Concentration range in assay 1 (without and with metabolic activation): 0, 50, 75, 100, 250, 500 and 1000 µg/ml
Concentration range in assay 2 (without and with metabolic activation): 0, 50, 100, 300, 500 and 1000 µg/ml
Vehicle / solvent:
DMSO
Negative solvent / vehicle controls:
yes
Positive controls:
yes
Positive control substance:
cyclophosphamide
mitomycin C
Details on test system and experimental conditions:
Duplicate cultures were used.
In absence of S9-mix, the treatment time was 18 hours, in the presence of S9-mix the treatment time was 4 hours (after this time the culture medium was replaced with fresh medium). The fixation time was 18 hours after onset of the treatment for all cell cultures.
In the second assay, in the absence of S9-mix treatment/fixation times were 18/18 hours and 32/32 hours. In the presence of metabolic activation the treatment/fixation times were 4/18 hours and 4/32 hours.

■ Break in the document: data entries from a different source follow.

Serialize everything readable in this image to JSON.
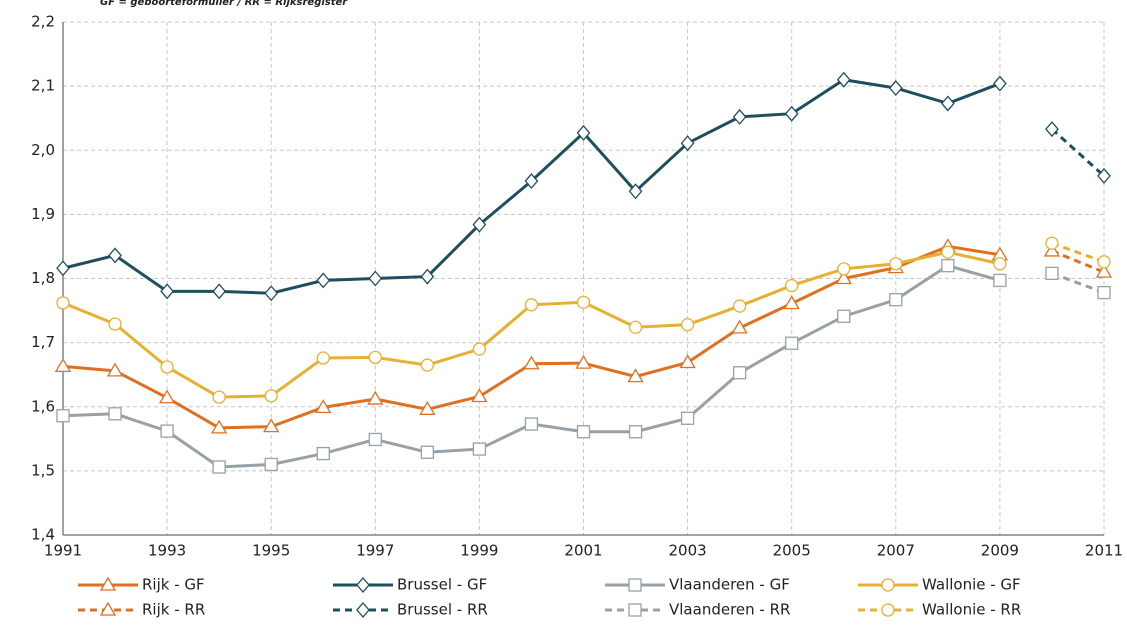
{
  "chart_data": {
    "type": "line",
    "subtitle": "GF = geboorteformulier / RR = Rijksregister",
    "xlim": [
      1991,
      2011
    ],
    "xticks": [
      1991,
      1993,
      1995,
      1997,
      1999,
      2001,
      2003,
      2005,
      2007,
      2009,
      2011
    ],
    "ylim": [
      1.4,
      2.2
    ],
    "yticks": [
      {
        "value": 1.4,
        "label": "1,4"
      },
      {
        "value": 1.5,
        "label": "1,5"
      },
      {
        "value": 1.6,
        "label": "1,6"
      },
      {
        "value": 1.7,
        "label": "1,7"
      },
      {
        "value": 1.8,
        "label": "1,8"
      },
      {
        "value": 1.9,
        "label": "1,9"
      },
      {
        "value": 2.0,
        "label": "2,0"
      },
      {
        "value": 2.1,
        "label": "2,1"
      },
      {
        "value": 2.2,
        "label": "2,2"
      }
    ],
    "grid": true,
    "legend": "bottom",
    "series": [
      {
        "name": "Rijk - GF",
        "color": "#e07020",
        "marker": "triangle",
        "dashed": false,
        "x": [
          1991,
          1992,
          1993,
          1994,
          1995,
          1996,
          1997,
          1998,
          1999,
          2000,
          2001,
          2002,
          2003,
          2004,
          2005,
          2006,
          2007,
          2008,
          2009
        ],
        "values": [
          1.663,
          1.656,
          1.614,
          1.567,
          1.569,
          1.599,
          1.612,
          1.596,
          1.616,
          1.667,
          1.668,
          1.647,
          1.669,
          1.723,
          1.761,
          1.8,
          1.817,
          1.85,
          1.837
        ]
      },
      {
        "name": "Brussel - GF",
        "color": "#1f4e5f",
        "marker": "diamond",
        "dashed": false,
        "x": [
          1991,
          1992,
          1993,
          1994,
          1995,
          1996,
          1997,
          1998,
          1999,
          2000,
          2001,
          2002,
          2003,
          2004,
          2005,
          2006,
          2007,
          2008,
          2009
        ],
        "values": [
          1.816,
          1.836,
          1.78,
          1.78,
          1.777,
          1.797,
          1.8,
          1.803,
          1.884,
          1.952,
          2.027,
          1.936,
          2.011,
          2.052,
          2.057,
          2.11,
          2.097,
          2.073,
          2.104
        ]
      },
      {
        "name": "Vlaanderen - GF",
        "color": "#98a0a8",
        "marker": "square",
        "dashed": false,
        "x": [
          1991,
          1992,
          1993,
          1994,
          1995,
          1996,
          1997,
          1998,
          1999,
          2000,
          2001,
          2002,
          2003,
          2004,
          2005,
          2006,
          2007,
          2008,
          2009
        ],
        "values": [
          1.586,
          1.589,
          1.562,
          1.506,
          1.51,
          1.527,
          1.549,
          1.529,
          1.534,
          1.573,
          1.561,
          1.561,
          1.582,
          1.653,
          1.699,
          1.741,
          1.767,
          1.82,
          1.797
        ]
      },
      {
        "name": "Wallonie - GF",
        "color": "#e8b030",
        "marker": "circle",
        "dashed": false,
        "x": [
          1991,
          1992,
          1993,
          1994,
          1995,
          1996,
          1997,
          1998,
          1999,
          2000,
          2001,
          2002,
          2003,
          2004,
          2005,
          2006,
          2007,
          2008,
          2009
        ],
        "values": [
          1.762,
          1.729,
          1.662,
          1.615,
          1.617,
          1.676,
          1.677,
          1.665,
          1.69,
          1.759,
          1.763,
          1.724,
          1.728,
          1.757,
          1.789,
          1.815,
          1.823,
          1.841,
          1.823
        ]
      },
      {
        "name": "Rijk - RR",
        "color": "#e07020",
        "marker": "triangle",
        "dashed": true,
        "x": [
          2010,
          2011
        ],
        "values": [
          1.843,
          1.81
        ]
      },
      {
        "name": "Brussel - RR",
        "color": "#1f4e5f",
        "marker": "diamond",
        "dashed": true,
        "x": [
          2010,
          2011
        ],
        "values": [
          2.033,
          1.96
        ]
      },
      {
        "name": "Vlaanderen - RR",
        "color": "#98a0a8",
        "marker": "square",
        "dashed": true,
        "x": [
          2010,
          2011
        ],
        "values": [
          1.808,
          1.778
        ]
      },
      {
        "name": "Wallonie - RR",
        "color": "#e8b030",
        "marker": "circle",
        "dashed": true,
        "x": [
          2010,
          2011
        ],
        "values": [
          1.855,
          1.826
        ]
      }
    ]
  }
}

For each selected treatment, 200 well-spread metaphases per concentration (100 metaphases per culture), each containing 20-22 centromeres, were analysed by microscopic evaluation for chromatid-type aberrations (gaps, breaks, fragments, interchanges), chromosome-type aberrations (gaps, breaks, minutes, rings, dicentrics) and other abnormalities, such as interstitial deletions, endoreduplication, polyploidy and multiple aberrations (>10 aberrations per cell, excluding gaps), according to the criteria recommended by Savage (1975). If heavily damaged or endoreduplicated cells were observed, these cells were recorded but the cells were not counted and included in the 200 analysed cells. The Vernier readings of all aberrant cells were recorded.
Rationale for test conditions:
The selection of the highest concentration scored was based on toxicity of the test substance to the cells.
Evaluation criteria:
The main criteria for a positive response are a clear dose-related increase in the percentage of cells with structural aberrations over the concurrent control frequencies (in duplicate cultures), or a reproducible single positive dose (in duplicate cultures).
A test substance is considered to be negative if it produces neither a dose-related increase in the number of structural chromosomal aberrations nor a reproducible positive response at any of the test points.
Gaps are recorded separately and not included in the final assessment of clastogenic activity.
Statistics:
Data were analysed statistically by the Fisher's exact probability test (two-sided) for significance of differences between treated and control cultures.
Species / strain:
Chinese hamster Ovary (CHO)
Metabolic activation:
with and without
Genotoxicity:
negative
Cytotoxicity / choice of top concentrations:
cytotoxicity
Vehicle controls validity:
valid
Positive controls validity:
valid
Additional information on results:
In both (independent) chromosome aberration assays, in both the absence and the presence of S9, the substance did not induce reproducible, biologically relevant and statistically significant increase in the number of cells with structural chromosome aberrations at any time point analysed, when compared to the negative control values.
The positive control substances gave the expected statistically significant increases in the number of cells with structural chromosome aberrations.
Detailed results are attached below.
Conclusions:
The results of a reliable chromosome aberration study, performed according to OECD/EC guidelines and GLP principles, do not indicate that SDBR has mutagenic properties.
Endpoint conclusion
Endpoint conclusion:
no adverse effect observed (negative)

Genetic toxicity in vivo

Endpoint conclusion
Endpoint conclusion:
no study available

Additional information

Justification for classification or non-classification

The available data on SDBR do not indicate that the SDBR is mutagenic and therefore the substance is not classified for according to Regulation (EC) No 1272/2008.